Pour l'anniversaire de la révolution d'octobre, le 8 novembre, la Tate Modern de Londres organisera une autre exposition intitulée "L'Étoile rouge au-dessus de la Russie", à ne pas manquer pour les amateurs de propagande et de graphisme. Parmi les objets exposés — la fameuse affiche de Dmitri Moor "T'es-tu porté volontaire?" et les travaux de l'auteur de "Ne parle pas", Nina Vatolina.
Les révolutionnaires de la plume
Les Britanniques accordent une attention particulière à cette date historique. La maison d'édition londonienne Pushkin Press a notamment publié une anthologie intitulée 1917: histoires et poèmes de la révolution russe, qui compile des poèmes et de la prose écrits entre 1917 et 1919.
Parmi les auteurs on retrouve Marina Tsvetaïeva, Mikhaïl Boulgakov, Boris Pasternak, Alexandre Blok, Alexandre Kouprine, Teffi ou encore Mikhaïl Kouzmine. La préface de l'ouvrage souligne qu'aujourd'hui, leurs œuvres sont "d'autant plus pertinentes" car elles décrivent une époque où le "monde s'est retourné sens dessus dessous" et "tout était remis en question".
De son côté, la maison d'édition Vintage Classics considère que le 100e anniversaire de la révolution est une bonne occasion de rappeler la littérature classique aux lecteurs. Six nouvelles éditions des "plus grandes œuvres de la littérature russe" ont ainsi été publiées avec de nouvelles couvertures.
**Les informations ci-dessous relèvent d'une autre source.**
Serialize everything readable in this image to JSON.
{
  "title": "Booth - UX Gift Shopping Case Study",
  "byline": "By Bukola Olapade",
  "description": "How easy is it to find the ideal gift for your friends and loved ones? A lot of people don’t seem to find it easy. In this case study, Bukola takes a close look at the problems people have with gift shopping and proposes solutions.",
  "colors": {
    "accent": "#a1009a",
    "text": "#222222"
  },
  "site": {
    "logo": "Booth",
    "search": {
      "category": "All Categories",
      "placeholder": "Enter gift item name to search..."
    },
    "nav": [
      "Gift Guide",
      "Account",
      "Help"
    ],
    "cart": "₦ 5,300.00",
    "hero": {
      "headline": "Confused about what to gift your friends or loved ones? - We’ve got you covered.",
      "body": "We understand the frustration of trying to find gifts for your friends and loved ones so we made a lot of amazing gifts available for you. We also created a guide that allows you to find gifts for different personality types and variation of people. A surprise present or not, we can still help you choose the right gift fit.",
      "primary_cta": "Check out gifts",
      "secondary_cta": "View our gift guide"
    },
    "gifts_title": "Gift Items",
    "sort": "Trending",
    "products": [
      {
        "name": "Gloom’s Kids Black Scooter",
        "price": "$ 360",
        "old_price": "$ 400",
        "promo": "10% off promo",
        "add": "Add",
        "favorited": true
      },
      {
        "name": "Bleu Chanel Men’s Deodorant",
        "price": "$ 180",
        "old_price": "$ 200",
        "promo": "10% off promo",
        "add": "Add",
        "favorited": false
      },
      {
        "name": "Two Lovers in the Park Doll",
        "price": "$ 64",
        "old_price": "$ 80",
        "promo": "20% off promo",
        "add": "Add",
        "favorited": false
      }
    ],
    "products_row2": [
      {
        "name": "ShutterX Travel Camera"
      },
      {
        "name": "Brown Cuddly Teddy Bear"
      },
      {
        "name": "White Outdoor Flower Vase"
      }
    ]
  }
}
Dans la liste anniversaire: Guerre et Paix, Anna Karénine, Crime et châtiment, Le Docteur Jivago, Le Maître et Marguerite, Vie et destin. On ignore comment aurait réagi Tolstoï et Dostoïevski à l'inscription de leurs œuvres dans la série "révolutionnaire", mais les éditeurs sont convaincus que la littérature russe de toutes les périodes est susceptible de "provoquer un bouleversement dans la conscience du lecteur".
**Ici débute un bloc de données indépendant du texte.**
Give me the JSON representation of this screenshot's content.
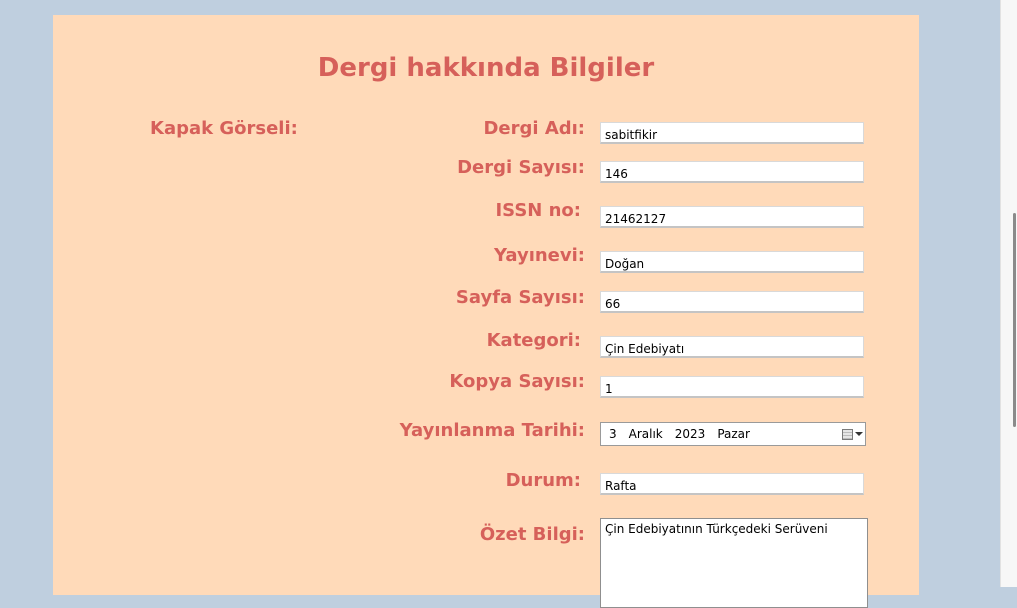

Pasternak sur YouTube, Gorki à Londres
Les étudiants de l'université Kingston de Londres ont suivi le même chemin que Vintage Classics. A l'initiative de la maison d'édition ils ont tourné des dessins animés en s'inspirant des œuvres classiques russes. Les jeunes réalisateurs ont réussi à résumer les sujets du Maître et Marguerite et de Vie et destin dans une vidéo de 40 secondes. La palme d'or a été remportée par le dessin animé sur Le Docteur Jivago avec un prix de 1 000 livres.
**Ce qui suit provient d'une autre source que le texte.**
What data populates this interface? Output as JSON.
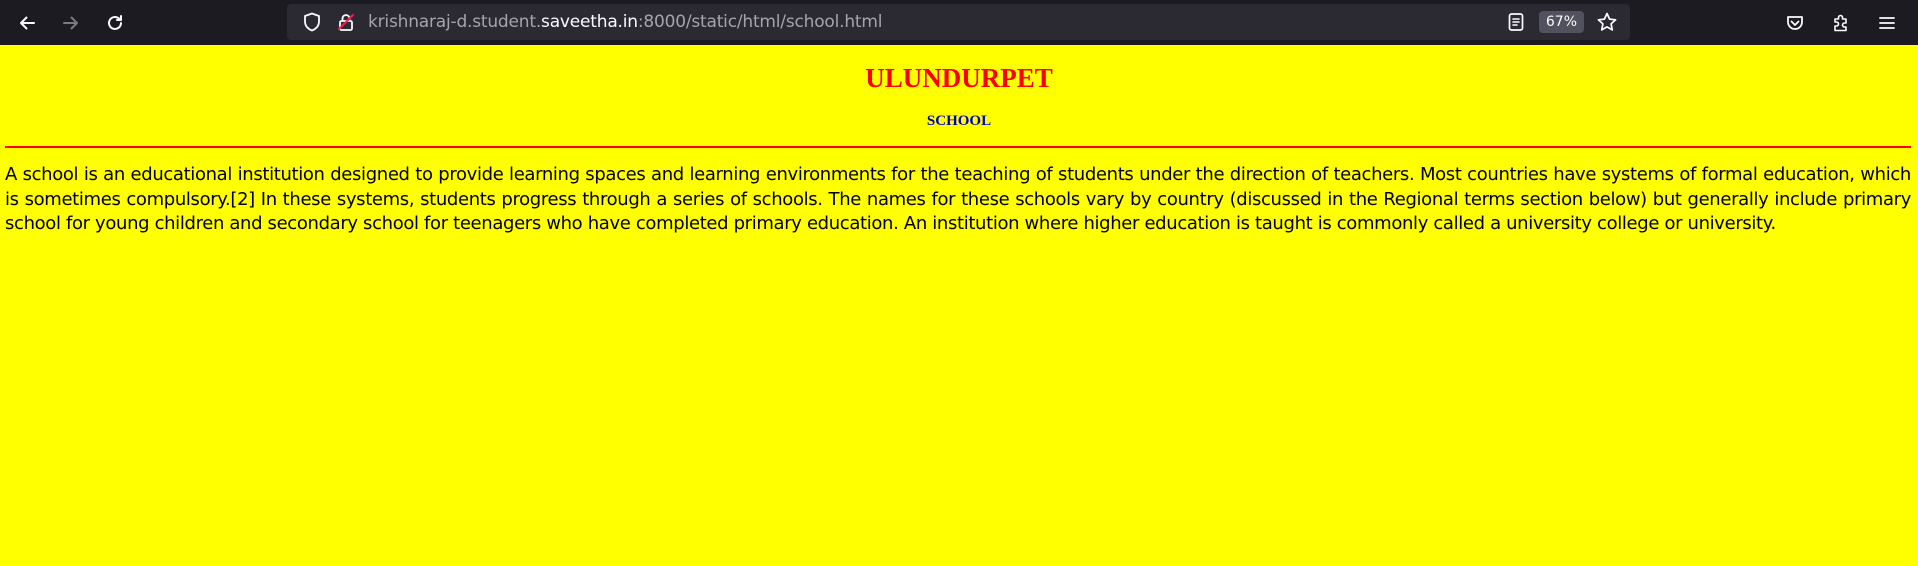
{
  "browser": {
    "url_prefix": "krishnaraj-d.student.",
    "url_host": "saveetha.in",
    "url_suffix": ":8000/static/html/school.html",
    "zoom": "67%",
    "icons": {
      "back": "back-arrow-icon",
      "forward": "forward-arrow-icon",
      "reload": "reload-icon",
      "tracking": "shield-icon",
      "permissions": "insecure-lock-icon",
      "reader": "reader-view-icon",
      "bookmark": "star-icon",
      "pocket": "pocket-icon",
      "extensions": "puzzle-icon",
      "menu": "hamburger-menu-icon"
    }
  },
  "page": {
    "background": "#ffff00",
    "title": "ULUNDURPET",
    "title_color": "#ff0000",
    "subtitle": "SCHOOL",
    "subtitle_color": "#0000cc",
    "divider_color": "#ff0000",
    "paragraph": "A school is an educational institution designed to provide learning spaces and learning environments for the teaching of students under the direction of teachers. Most countries have systems of formal education, which is sometimes compulsory.[2] In these systems, students progress through a series of schools. The names for these schools vary by country (discussed in the Regional terms section below) but generally include primary school for young children and secondary school for teenagers who have completed primary education. An institution where higher education is taught is commonly called a university college or university."
  }
}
Le point culminant du programme sera le voyage de la "maison des arts" mobile à travers la Grande-Bretagne de mai à août avec la participation de peintres, d'écrivains et de musiciens du Royaume-Uni, de Russie, d'Ukraine, de Biélorussie et d'Azerbaïdjan. En automne, cette expédition culturelle reviendra à Londres, au centre Barbican, où sera projeté un autre film de Sergueï Eisenstein — Octobre: dix jours qui ébranlèrent le monde.
Les Britanniques passionnés par le théâtre ne pouvaient pas passer à côté du drame russe prérévolutionnaire. Hormis les pièces d'Anton Tchekhov qui font déjà partie des répertoires de pratiquement chaque théâtre de Londres, on s'attend à des premières inédites: en mars sera notamment mise en scène la pièce Les talents et les admirateurs d'Ostrovski, et en juin Les Derniers de Maxime Gorki.
Mais le programme probablement le plus intéressant a été présenté par l'un des plus anciens théâtres de l'Off West End: Arcola. La nouvelle saison s'appelle "Révolution" et se compose entièrement de spectacles consacrés à cette période charnière dans l'histoire russe: Les Bas-fonds, Les Futuristes, Cœur de chien et La Cerisaie.